Jakarta, aktual.com – PBNU tengah menghadapi ketegangan internal setelah munculnya Risalah Rapat Harian Syuriah yang berisi permintaan agar Ketum PBNU, KH Yahya Cholil Staquf atau Gus Yahya, mengundurkan diri. Mantan Katib Aam Syuriah PBNU 2010–2015, Malik Madaniy, memandang kegaduhan ini sebagai konsekuensi dari dinamika Muktamar NU 2015. Ia pun mendorong agar Muktamar berikutnya segera diselenggarakan.

“Diakui atau tidak, situasi PBNU yang kisruh sekarang ini adalah buntut dari drama kolosal Muktamar Alun-alun Jombang tahun 2015. Di antara tokoh pemain lapangannya yang utama pada waktu itu adalah orang yang sekarang menjadi Ketum dan Sekjen PBNU,” ujar Malik Madaniy, Minggu (23/11/2025).

Ia melanjutkan bahwa “Rupanya persekutuan keduanya tidak ikhlas untuk membesarkan NU. Perjalanan waktu membuktikan hal itu.”

Malik menilai sejumlah persoalan internal ikut memperburuk keadaan, termasuk kepentingan pribadi yang berujung retaknya hubungan antarpimpinan.

“Beberapa masalah yang menjadi kepentingan pribadi dan kelompok telah menyebabkan keduanya pecah kongsi. Akibatnya, tata kelola organisasi lumpuh. Contoh, SK2 pengesahan pengurus wilayah dan cabang terbengkalai dan tidak kunjung diterbitkan,” tuturnya.

Ia juga menyinggung langkah Rais Aam yang dinilai justru memperkeruh suasana.

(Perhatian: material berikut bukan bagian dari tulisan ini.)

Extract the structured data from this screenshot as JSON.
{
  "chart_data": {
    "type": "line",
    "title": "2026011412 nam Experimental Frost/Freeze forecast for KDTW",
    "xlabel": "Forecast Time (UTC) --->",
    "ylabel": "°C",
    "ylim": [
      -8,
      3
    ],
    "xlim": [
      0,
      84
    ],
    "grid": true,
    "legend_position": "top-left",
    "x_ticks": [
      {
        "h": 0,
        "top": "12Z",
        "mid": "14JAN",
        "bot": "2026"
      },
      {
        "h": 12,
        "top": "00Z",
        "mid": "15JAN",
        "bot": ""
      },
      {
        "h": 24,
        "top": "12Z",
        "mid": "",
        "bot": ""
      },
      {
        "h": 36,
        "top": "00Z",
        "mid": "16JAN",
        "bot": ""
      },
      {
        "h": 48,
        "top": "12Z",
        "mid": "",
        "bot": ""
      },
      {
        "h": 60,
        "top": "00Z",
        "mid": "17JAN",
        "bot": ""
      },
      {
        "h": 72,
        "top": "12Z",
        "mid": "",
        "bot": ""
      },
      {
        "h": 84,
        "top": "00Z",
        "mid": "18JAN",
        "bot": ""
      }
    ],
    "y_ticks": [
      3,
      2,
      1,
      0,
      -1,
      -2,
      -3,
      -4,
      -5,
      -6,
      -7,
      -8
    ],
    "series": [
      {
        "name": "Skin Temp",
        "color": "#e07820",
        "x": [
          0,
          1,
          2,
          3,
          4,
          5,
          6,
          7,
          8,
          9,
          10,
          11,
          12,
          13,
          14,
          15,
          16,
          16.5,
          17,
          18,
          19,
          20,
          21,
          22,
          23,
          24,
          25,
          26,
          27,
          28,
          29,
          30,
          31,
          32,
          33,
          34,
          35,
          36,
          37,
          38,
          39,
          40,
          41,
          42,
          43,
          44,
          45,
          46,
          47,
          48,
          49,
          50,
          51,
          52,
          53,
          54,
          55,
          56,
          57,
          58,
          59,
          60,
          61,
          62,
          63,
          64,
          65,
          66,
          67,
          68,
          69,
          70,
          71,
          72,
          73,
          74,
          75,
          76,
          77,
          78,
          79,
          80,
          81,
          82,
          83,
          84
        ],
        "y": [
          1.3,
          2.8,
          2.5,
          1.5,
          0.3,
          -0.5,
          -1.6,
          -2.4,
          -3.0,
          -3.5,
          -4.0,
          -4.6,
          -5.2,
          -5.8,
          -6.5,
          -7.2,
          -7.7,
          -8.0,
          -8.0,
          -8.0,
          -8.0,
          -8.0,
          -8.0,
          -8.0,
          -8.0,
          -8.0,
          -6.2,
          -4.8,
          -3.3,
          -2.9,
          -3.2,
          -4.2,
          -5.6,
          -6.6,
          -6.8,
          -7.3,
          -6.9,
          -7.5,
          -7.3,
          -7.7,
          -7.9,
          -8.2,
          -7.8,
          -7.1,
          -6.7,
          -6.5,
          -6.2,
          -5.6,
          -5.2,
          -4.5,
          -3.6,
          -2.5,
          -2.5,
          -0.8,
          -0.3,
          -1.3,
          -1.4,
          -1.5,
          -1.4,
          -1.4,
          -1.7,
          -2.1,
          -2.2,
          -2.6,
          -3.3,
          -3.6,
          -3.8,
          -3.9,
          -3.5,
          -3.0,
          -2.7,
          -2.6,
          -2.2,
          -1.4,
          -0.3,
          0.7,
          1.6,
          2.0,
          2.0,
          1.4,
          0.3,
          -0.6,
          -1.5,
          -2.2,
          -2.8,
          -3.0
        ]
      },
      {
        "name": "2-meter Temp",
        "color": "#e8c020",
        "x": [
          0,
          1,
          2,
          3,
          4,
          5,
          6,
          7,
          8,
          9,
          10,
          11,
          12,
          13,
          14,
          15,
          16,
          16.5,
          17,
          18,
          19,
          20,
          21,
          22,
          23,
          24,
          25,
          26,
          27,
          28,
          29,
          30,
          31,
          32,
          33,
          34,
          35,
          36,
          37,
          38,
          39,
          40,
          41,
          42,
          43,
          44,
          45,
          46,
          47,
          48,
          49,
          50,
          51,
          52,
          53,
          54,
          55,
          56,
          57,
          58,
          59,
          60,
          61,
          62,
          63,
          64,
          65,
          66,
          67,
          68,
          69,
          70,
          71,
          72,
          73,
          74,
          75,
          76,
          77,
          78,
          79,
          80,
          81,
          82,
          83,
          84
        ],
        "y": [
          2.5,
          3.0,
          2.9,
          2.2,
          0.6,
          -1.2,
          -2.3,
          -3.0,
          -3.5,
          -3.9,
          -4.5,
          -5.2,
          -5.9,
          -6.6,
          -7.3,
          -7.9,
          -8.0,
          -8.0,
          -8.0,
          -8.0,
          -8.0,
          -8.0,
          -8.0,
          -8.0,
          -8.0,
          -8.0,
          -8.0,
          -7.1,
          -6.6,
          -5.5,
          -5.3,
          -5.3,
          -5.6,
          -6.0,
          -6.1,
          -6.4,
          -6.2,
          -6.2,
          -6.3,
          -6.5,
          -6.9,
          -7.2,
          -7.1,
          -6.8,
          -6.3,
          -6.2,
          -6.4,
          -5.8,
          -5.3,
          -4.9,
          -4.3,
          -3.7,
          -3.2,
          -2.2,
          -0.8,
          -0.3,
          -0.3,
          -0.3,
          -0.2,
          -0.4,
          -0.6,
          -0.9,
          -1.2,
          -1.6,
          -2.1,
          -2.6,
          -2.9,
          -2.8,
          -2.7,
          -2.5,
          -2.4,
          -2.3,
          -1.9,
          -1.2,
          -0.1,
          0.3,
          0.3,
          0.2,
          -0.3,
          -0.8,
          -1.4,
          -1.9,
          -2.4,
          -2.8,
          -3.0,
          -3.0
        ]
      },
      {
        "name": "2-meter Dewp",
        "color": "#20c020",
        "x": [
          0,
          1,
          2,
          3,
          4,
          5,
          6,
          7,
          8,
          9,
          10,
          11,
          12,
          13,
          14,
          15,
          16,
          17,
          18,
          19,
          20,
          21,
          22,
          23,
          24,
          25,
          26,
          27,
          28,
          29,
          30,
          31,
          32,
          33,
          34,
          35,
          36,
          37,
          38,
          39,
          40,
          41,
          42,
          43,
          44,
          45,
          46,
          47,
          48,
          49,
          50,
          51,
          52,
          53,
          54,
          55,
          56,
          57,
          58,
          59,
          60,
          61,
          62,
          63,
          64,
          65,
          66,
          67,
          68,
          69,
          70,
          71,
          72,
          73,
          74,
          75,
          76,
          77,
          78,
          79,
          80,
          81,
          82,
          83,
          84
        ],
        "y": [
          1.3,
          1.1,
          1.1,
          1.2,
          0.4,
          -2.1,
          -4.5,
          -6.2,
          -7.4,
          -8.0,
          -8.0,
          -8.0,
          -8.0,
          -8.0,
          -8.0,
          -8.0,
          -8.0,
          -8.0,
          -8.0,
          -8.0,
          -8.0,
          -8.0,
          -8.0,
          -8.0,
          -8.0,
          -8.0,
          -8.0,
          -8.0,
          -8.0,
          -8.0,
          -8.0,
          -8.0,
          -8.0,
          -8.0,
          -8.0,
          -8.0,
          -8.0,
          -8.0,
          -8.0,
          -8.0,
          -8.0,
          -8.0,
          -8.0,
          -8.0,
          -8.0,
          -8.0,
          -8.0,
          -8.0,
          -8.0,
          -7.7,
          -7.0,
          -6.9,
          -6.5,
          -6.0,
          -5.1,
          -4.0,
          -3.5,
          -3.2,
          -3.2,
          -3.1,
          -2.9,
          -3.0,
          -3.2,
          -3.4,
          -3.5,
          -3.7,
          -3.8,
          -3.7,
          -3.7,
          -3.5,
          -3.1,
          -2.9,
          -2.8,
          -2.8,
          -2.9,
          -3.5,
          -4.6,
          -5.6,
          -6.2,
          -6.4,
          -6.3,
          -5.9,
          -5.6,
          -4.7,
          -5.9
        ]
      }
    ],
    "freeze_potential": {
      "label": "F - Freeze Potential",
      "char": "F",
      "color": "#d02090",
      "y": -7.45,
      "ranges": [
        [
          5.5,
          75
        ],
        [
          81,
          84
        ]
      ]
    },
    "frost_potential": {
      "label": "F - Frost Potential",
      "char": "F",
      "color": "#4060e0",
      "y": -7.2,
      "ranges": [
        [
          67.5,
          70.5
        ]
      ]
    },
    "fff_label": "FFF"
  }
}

“Turun tangannya Rais Aam dengan dalih membersihkan PBNU dari pengaruh Zionis internasional tidak mendinginkan situasi, bahkan semakin memperparah konflik, karena dilakukan dengan cara-cara yang tidak mengindahkan tata aturan organisasi yang benar,” jelasnya.

Untuk meredakan eskalasi, Malik mengusulkan Muktamar segera digelar, disertai syarat agar pihak-pihak yang berseteru tidak kembali maju dalam pemilihan.

“Muktamar harus segera dilaksanakan dengan catatan ketiganya tidak boleh mencalonkan diri atau dicalonkan karena mereka telah gagal menakhodai NU dengan benar, bahkan nyaris membawa NU ke jurang perpecahan,” ucapnya.

Ia menilai KH Ma’ruf Amin dan KH Asep Saifuddin Chalim merupakan figur yang layak memimpin NU ke depan.